When their son, Prince Michael Jr., told the interviewer, "I haven't got a mother," Jackson assented: "That's right." Jackson said the children would not benefit from contact with Rowe because "she can't handle it."

Now, however, the 50-year-old Rowe, who lives on a horse farm in Palmdale, needs to decide if she feels the same way. Rowe is considering whether to challenge Katherine Jackson, the late pop icon's mother, for custody. Katherine Jackson has her son's three children (the youngest, Prince Michael II, was borne by an unidentified surrogate) and is seeking permanent custody.

Legal experts have said Rowe has a strong claim to the elder children as their biological mother, and if she attempted to win custody Jackson's family would have to persuade a judge that it would not be in the children's best interest to live with her.
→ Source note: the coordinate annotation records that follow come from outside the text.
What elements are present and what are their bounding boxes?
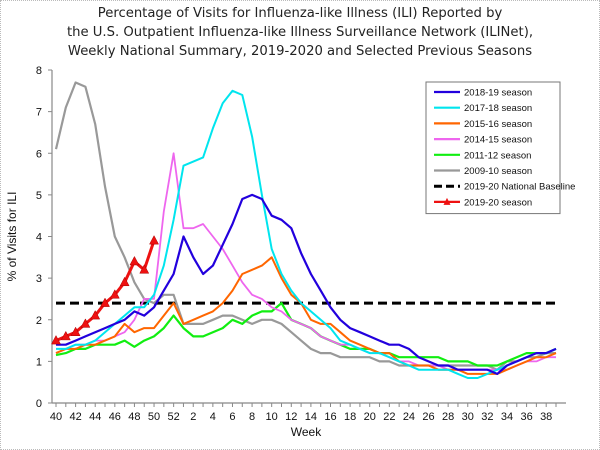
x-tick-label: 32 <box>481 411 493 423</box>
x-tick-label: 10 <box>266 411 278 423</box>
x-tick-label: 4 <box>210 411 216 423</box>
legend-box <box>425 81 561 215</box>
series-line-2009-10-season <box>54 81 556 371</box>
x-tick-label: 8 <box>249 411 255 423</box>
data-point-2019-20 <box>90 310 101 320</box>
legend-item: 2011-12 season <box>434 150 531 161</box>
legend-label: 2019-20 season <box>464 197 532 208</box>
legend-item: 2009-10 season <box>434 166 532 177</box>
x-tick-label: 34 <box>501 411 513 423</box>
y-tick-label: 5 <box>36 190 42 202</box>
x-tick-label: 22 <box>383 411 395 423</box>
legend-label: 2011-12 season <box>464 150 531 161</box>
legend-item: 2019-20 season <box>434 197 532 208</box>
y-tick-label: 6 <box>36 148 42 160</box>
x-tick-label: 36 <box>520 411 532 423</box>
legend-label: 2009-10 season <box>464 166 532 177</box>
legend-item: 2015-16 season <box>434 119 532 130</box>
x-tick-label: 14 <box>305 411 317 423</box>
chart-title-line-2: the U.S. Outpatient Influenza-like Illne… <box>66 25 534 40</box>
y-axis-label: % of Visits for ILI <box>5 192 19 282</box>
series-line-2018-19-season <box>56 193 557 375</box>
x-tick-label: 50 <box>148 411 160 423</box>
data-point-2019-20 <box>129 255 140 266</box>
data-point-2019-20 <box>149 235 159 245</box>
y-tick-label: 2 <box>36 315 42 327</box>
x-tick-label: 44 <box>89 411 101 423</box>
data-point-2019-20 <box>139 264 150 274</box>
x-tick-label: 42 <box>69 411 81 423</box>
legend-item: 2018-19 season <box>434 88 532 99</box>
y-tick-label: 3 <box>36 273 42 285</box>
legend-label: 2017-18 season <box>464 103 532 114</box>
legend-item: 2019-20 National Baseline <box>434 182 575 193</box>
x-tick-label: 16 <box>324 411 336 423</box>
y-tick-label: 7 <box>36 107 42 119</box>
data-point-2019-20 <box>119 276 130 287</box>
legend-label: 2014-15 season <box>464 135 532 146</box>
x-tick-label: 28 <box>442 411 454 423</box>
chart-title-line-1: Percentage of Visits for Influenza-like … <box>97 6 503 21</box>
legend-item: 2014-15 season <box>434 135 532 146</box>
x-axis-label: Week <box>291 425 322 439</box>
data-point-2019-20 <box>100 297 110 307</box>
chart-title-line-3: Weekly National Summary, 2019-2020 and S… <box>67 44 533 59</box>
legend-label: 2015-16 season <box>464 119 532 130</box>
data-point-2019-20 <box>51 335 61 345</box>
y-tick-label: 4 <box>36 232 42 244</box>
legend: 2018-19 season 2017-18 season 2015-16 seas… <box>425 81 575 215</box>
series-lines <box>51 81 557 379</box>
data-point-2019-20 <box>70 326 81 336</box>
series-line-2017-18-season <box>56 89 557 379</box>
x-tick-label: 40 <box>50 411 62 423</box>
x-tick-label: 12 <box>285 411 297 423</box>
x-tick-label: 52 <box>168 411 180 423</box>
x-tick-label: 46 <box>109 411 121 423</box>
y-tick-label: 0 <box>36 398 42 410</box>
x-tick-label: 24 <box>403 411 415 423</box>
x-tick-label: 38 <box>540 411 552 423</box>
x-tick-label: 20 <box>364 411 376 423</box>
x-tick-label: 6 <box>229 411 235 423</box>
x-tick-label: 30 <box>462 411 474 423</box>
legend-item: 2017-18 season <box>434 103 532 114</box>
legend-label: 2018-19 season <box>464 88 532 99</box>
y-tick-label: 8 <box>36 65 42 77</box>
series-line-2015-16-season <box>55 256 557 375</box>
x-tick-label: 18 <box>344 411 356 423</box>
y-tick-label: 1 <box>36 356 42 368</box>
legend-marker <box>443 197 451 205</box>
x-tick-label: 2 <box>190 411 196 423</box>
data-point-2019-20 <box>60 330 71 341</box>
data-point-2019-20 <box>80 318 91 328</box>
chart-title: Percentage of Visits for Influenza-like … <box>0 4 600 61</box>
x-tick-label: 26 <box>422 411 434 423</box>
x-tick-label: 48 <box>128 411 140 423</box>
legend-label: 2019-20 National Baseline <box>464 182 575 193</box>
data-point-2019-20 <box>109 289 120 299</box>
But Rowe has yet to signal her intentions. Eric George, her lawyer, said he will be at a Monday custody hearing to represent her, but did not know whether she would ask for custody or continued visitation.

When reports surfaced several years ago that the grandmother might adopt the children, Rowe declared she would "never consent to such a thing" and was "certain" Jackson's parents "would not properly care for the children."

Court records and interviews paint Rowe as vulnerable, an animal-lover who doted lavishly on her horses, dogs and birds as though they were her children and vacillated in her desires to see the girl and boy she bore with Jackson. She also appeared to love Jackson, even though her marriage was established for the sole purpose of bearing him children.

Jackson rewarded the blond, blue-eyed Rowe with large sums of money for forsaking the children, and money appeared to be a concern when she later tried to obtain custody.